There are no medicines to treat juvenile polyposis syndrome; however, COX 2 inhibitor therapy with sulindac may be tried for chemoprevention 20). Currently, nonsteroidal anti-inflammatory drugs (NSAID) chemoprevention in juvenile polyposis syndrome has not been systematically studied; however, two juvenile polyposis syndrome patients who had undergone proctocolectomy with pouch reconstruction and subsequent polypectomy from the pouch had no further polyp development in the pouch while on sulindac 21). However, the value of NSAID chemoprevention in juvenile polyposis syndrome requires further investigation.
Juvenile polyposis syndrome prognosis
Most juvenile polyps are benign; however, malignant transformation can occur. Lifetime estimated risk of developing gastrointestinal cancers in families with juvenile polyposis syndrome range from 9% to 50% 22) of individuals treated surgically and followed with surveillance. In a study by Aytac et al 23), 4/27 individuals with SMAD4 pathogenic variants and 0/8 individuals with BMPR1A pathogenic variants developed cancer. Most of the increased risk is attributed to colon cancer followed by cancers of the stomach, upper gastrointestinal tract, and pancreas. The incidence of colorectal cancer is 17%‐22% by age 35 years and approaches 68% by age 60 years 24). The median age at diagnosis is 42 years.
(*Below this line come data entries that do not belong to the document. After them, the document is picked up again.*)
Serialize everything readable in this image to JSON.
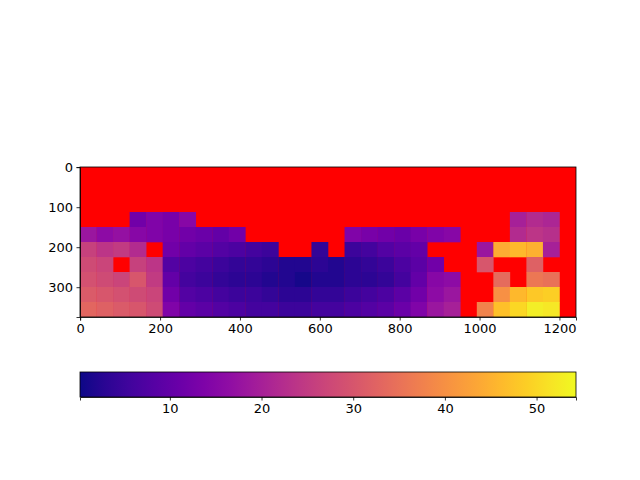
{
  "chart_data": {
    "type": "heatmap",
    "color": "plasma",
    "xlim": [
      -0.5,
      1241.5
    ],
    "ylim": [
      374.5,
      -0.5
    ],
    "xticks": [
      0,
      200,
      400,
      600,
      800,
      1000,
      1200
    ],
    "yticks": [
      0,
      100,
      200,
      300
    ],
    "colorbar_range": [
      0.2,
      54.3
    ],
    "colorbar_ticks": [
      10,
      20,
      30,
      40,
      50
    ],
    "cells": [
      [
        null,
        null,
        null,
        null,
        null,
        null,
        null,
        null,
        null,
        null,
        null,
        null,
        null,
        null,
        null,
        null,
        null,
        null,
        null,
        null,
        null,
        null,
        null,
        null,
        null,
        null,
        null,
        null,
        null,
        null
      ],
      [
        null,
        null,
        null,
        null,
        null,
        null,
        null,
        null,
        null,
        null,
        null,
        null,
        null,
        null,
        null,
        null,
        null,
        null,
        null,
        null,
        null,
        null,
        null,
        null,
        null,
        null,
        null,
        null,
        null,
        null
      ],
      [
        null,
        null,
        null,
        null,
        null,
        null,
        null,
        null,
        null,
        null,
        null,
        null,
        null,
        null,
        null,
        null,
        null,
        null,
        null,
        null,
        null,
        null,
        null,
        null,
        null,
        null,
        null,
        null,
        null,
        null
      ],
      [
        null,
        null,
        null,
        12,
        14,
        13,
        15,
        null,
        null,
        null,
        null,
        null,
        null,
        null,
        null,
        null,
        null,
        null,
        null,
        null,
        null,
        null,
        null,
        null,
        null,
        null,
        20,
        22,
        21,
        null
      ],
      [
        18,
        16,
        17,
        15,
        14,
        13,
        12,
        11,
        10,
        12,
        null,
        null,
        null,
        null,
        null,
        null,
        14,
        13,
        12,
        11,
        13,
        14,
        15,
        null,
        null,
        null,
        22,
        24,
        23,
        null
      ],
      [
        26,
        24,
        25,
        22,
        null,
        12,
        10,
        9,
        8,
        7,
        6,
        5,
        null,
        null,
        4,
        null,
        5,
        6,
        8,
        9,
        10,
        null,
        null,
        null,
        18,
        44,
        46,
        45,
        20,
        null
      ],
      [
        28,
        27,
        null,
        26,
        24,
        8,
        7,
        6,
        5,
        4,
        4,
        3,
        2,
        2,
        3,
        2,
        3,
        4,
        5,
        7,
        9,
        12,
        null,
        null,
        30,
        null,
        null,
        32,
        null,
        null
      ],
      [
        29,
        28,
        27,
        30,
        25,
        10,
        6,
        5,
        4,
        3,
        3,
        2,
        2,
        1,
        2,
        2,
        3,
        3,
        4,
        6,
        10,
        15,
        16,
        null,
        null,
        34,
        null,
        36,
        35,
        null
      ],
      [
        31,
        30,
        29,
        28,
        27,
        12,
        8,
        7,
        6,
        5,
        5,
        4,
        3,
        3,
        4,
        4,
        5,
        6,
        7,
        9,
        12,
        16,
        18,
        null,
        null,
        40,
        46,
        48,
        49,
        null
      ],
      [
        33,
        32,
        31,
        30,
        28,
        14,
        10,
        9,
        8,
        7,
        6,
        6,
        5,
        5,
        6,
        6,
        7,
        8,
        9,
        11,
        14,
        18,
        20,
        null,
        38,
        47,
        50,
        53,
        52,
        null
      ]
    ]
  }
}
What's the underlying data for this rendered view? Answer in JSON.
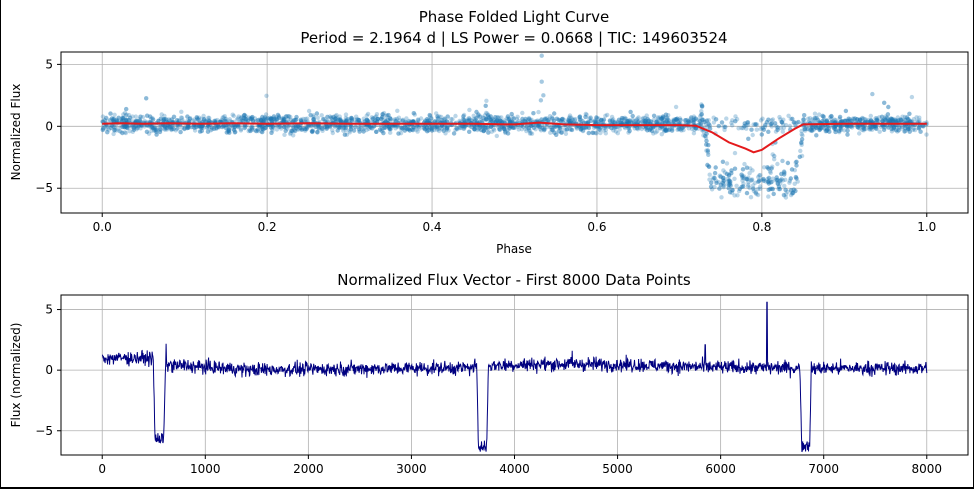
{
  "chart_data": [
    {
      "type": "scatter",
      "title_line1": "Phase Folded Light Curve",
      "title_line2": "Period = 2.1964 d | LS Power = 0.0668 | TIC: 149603524",
      "xlabel": "Phase",
      "ylabel": "Normalized Flux",
      "xlim": [
        -0.05,
        1.05
      ],
      "ylim": [
        -7.0,
        6.0
      ],
      "xticks": [
        "0.0",
        "0.2",
        "0.4",
        "0.6",
        "0.8",
        "1.0"
      ],
      "xtick_values": [
        0.0,
        0.2,
        0.4,
        0.6,
        0.8,
        1.0
      ],
      "yticks": [
        "5",
        "0",
        "−5"
      ],
      "ytick_values": [
        5,
        0,
        -5
      ],
      "grid": true,
      "scatter_color": "#1f77b4",
      "trend_color": "#e41a1c",
      "transit": {
        "phase_start": 0.725,
        "phase_center": 0.79,
        "phase_end": 0.85,
        "depth": -5.3
      },
      "trend": {
        "phase": [
          0.0,
          0.02,
          0.05,
          0.08,
          0.12,
          0.16,
          0.2,
          0.25,
          0.3,
          0.35,
          0.4,
          0.45,
          0.5,
          0.53,
          0.56,
          0.6,
          0.65,
          0.7,
          0.72,
          0.74,
          0.76,
          0.78,
          0.79,
          0.8,
          0.82,
          0.84,
          0.85,
          0.9,
          0.95,
          1.0
        ],
        "flux": [
          0.2,
          0.25,
          0.2,
          0.25,
          0.2,
          0.25,
          0.2,
          0.25,
          0.2,
          0.2,
          0.2,
          0.2,
          0.15,
          0.3,
          0.15,
          0.1,
          0.1,
          0.1,
          0.05,
          -0.5,
          -1.3,
          -1.8,
          -2.1,
          -1.9,
          -1.0,
          -0.2,
          0.15,
          0.2,
          0.2,
          0.2
        ]
      }
    },
    {
      "type": "line",
      "title": "Normalized Flux Vector - First 8000 Data Points",
      "xlabel": "",
      "ylabel": "Flux (normalized)",
      "xlim": [
        -400,
        8400
      ],
      "ylim": [
        -7.0,
        6.2
      ],
      "xticks": [
        "0",
        "1000",
        "2000",
        "3000",
        "4000",
        "5000",
        "6000",
        "7000",
        "8000"
      ],
      "xtick_values": [
        0,
        1000,
        2000,
        3000,
        4000,
        5000,
        6000,
        7000,
        8000
      ],
      "yticks": [
        "5",
        "0",
        "−5"
      ],
      "ytick_values": [
        5,
        0,
        -5
      ],
      "grid": true,
      "line_color": "#000080",
      "transits": [
        {
          "start": 500,
          "center": 555,
          "end": 620,
          "depth": -5.7
        },
        {
          "start": 3635,
          "center": 3690,
          "end": 3750,
          "depth": -6.3
        },
        {
          "start": 6770,
          "center": 6825,
          "end": 6880,
          "depth": -6.2
        }
      ],
      "spike": {
        "x": 6450,
        "y": 5.6
      }
    }
  ]
}
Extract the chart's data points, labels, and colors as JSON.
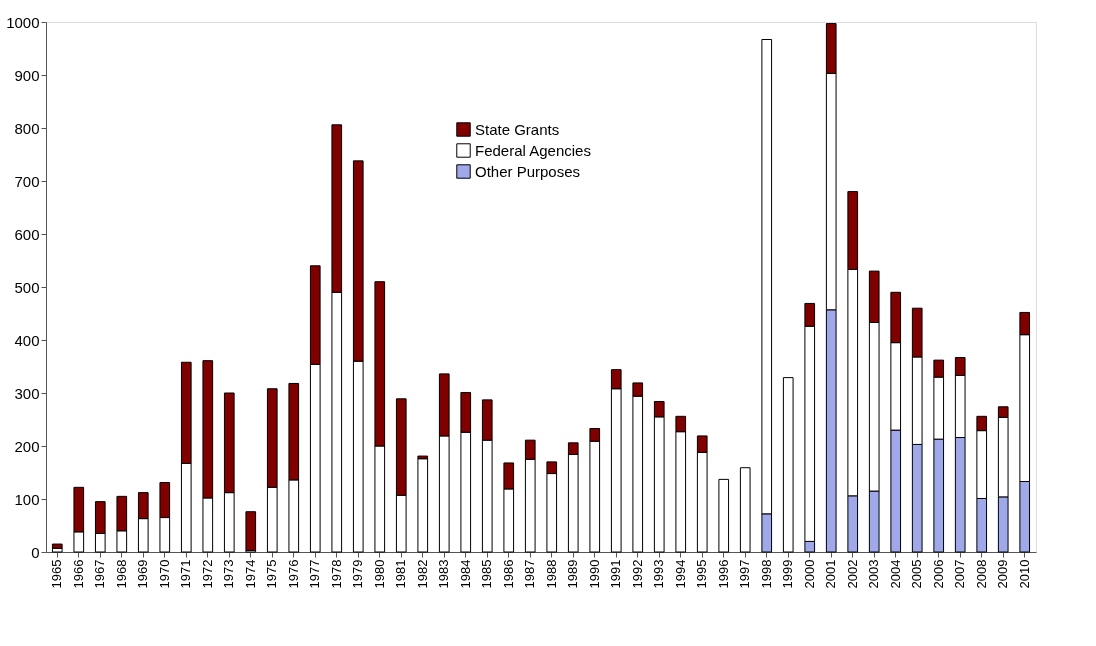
{
  "chart_data": {
    "type": "bar",
    "stacked": true,
    "categories": [
      "1965",
      "1966",
      "1967",
      "1968",
      "1969",
      "1970",
      "1971",
      "1972",
      "1973",
      "1974",
      "1975",
      "1976",
      "1977",
      "1978",
      "1979",
      "1980",
      "1981",
      "1982",
      "1983",
      "1984",
      "1985",
      "1986",
      "1987",
      "1988",
      "1989",
      "1990",
      "1991",
      "1992",
      "1993",
      "1994",
      "1995",
      "1996",
      "1997",
      "1998",
      "1999",
      "2000",
      "2001",
      "2002",
      "2003",
      "2004",
      "2005",
      "2006",
      "2007",
      "2008",
      "2009",
      "2010"
    ],
    "series": [
      {
        "name": "Other Purposes",
        "color": "#9fa8e8",
        "values": [
          null,
          null,
          null,
          null,
          null,
          null,
          null,
          null,
          null,
          null,
          null,
          null,
          null,
          null,
          null,
          null,
          null,
          null,
          null,
          null,
          null,
          null,
          null,
          null,
          null,
          null,
          null,
          null,
          null,
          null,
          null,
          null,
          null,
          72,
          null,
          20,
          457,
          106,
          115,
          230,
          203,
          213,
          216,
          101,
          104,
          133
        ]
      },
      {
        "name": "Federal Agencies",
        "color": "#ffffff",
        "values": [
          7,
          38,
          35,
          40,
          63,
          65,
          167,
          102,
          112,
          3,
          122,
          136,
          354,
          490,
          360,
          200,
          107,
          176,
          219,
          226,
          211,
          119,
          175,
          148,
          184,
          209,
          308,
          294,
          255,
          227,
          188,
          137,
          159,
          895,
          329,
          406,
          446,
          427,
          318,
          165,
          165,
          117,
          117,
          128,
          150,
          277
        ]
      },
      {
        "name": "State Grants",
        "color": "#800000",
        "values": [
          8,
          84,
          60,
          65,
          49,
          66,
          191,
          259,
          188,
          73,
          186,
          182,
          186,
          316,
          378,
          310,
          182,
          5,
          117,
          75,
          76,
          49,
          36,
          22,
          22,
          24,
          36,
          25,
          29,
          29,
          31,
          null,
          null,
          null,
          null,
          43,
          94,
          147,
          97,
          95,
          92,
          32,
          34,
          27,
          20,
          42
        ]
      }
    ],
    "ylim": [
      0,
      1000
    ],
    "yticks": [
      0,
      100,
      200,
      300,
      400,
      500,
      600,
      700,
      800,
      900,
      1000
    ],
    "legend": "top",
    "grid": false
  }
}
In the study by Brosens et al 25), the relative risk for colorectal cancer was 34 in individuals with juvenile polyposis syndrome. The mean age of diagnosis of colorectal cancer was 43.9 years, with a cumulative lifetime risk of 38.7%. Therefore, due to the heightened risk of gastrointestinal malignancies in juvenile polyposis syndrome patients and families, a vigilant surveillance and robust management approach should be undertaken to mitigate the risks. The American College of Gastroenterology 26) recommends the following steps for the management and surveillance for juvenile polyposis syndrome patients:
- Surveillance of the gastrointestinal tract in affected or at‐risk juvenile polyposis syndrome patients should include screening for colon, stomach, and small bowel cancers.
- Colectomy and ileorectal anastomosis or proctocolectomy and ileal pouch anal anastomosis is indicated for polyp‐related symptoms, or when the polyps cannot be managed endoscopically.
- Cardiovascular examination for and evaluation for hereditary hemorrhagic telangiectasia should be considered for SMAD4 mutation carriers (conditional recommendation).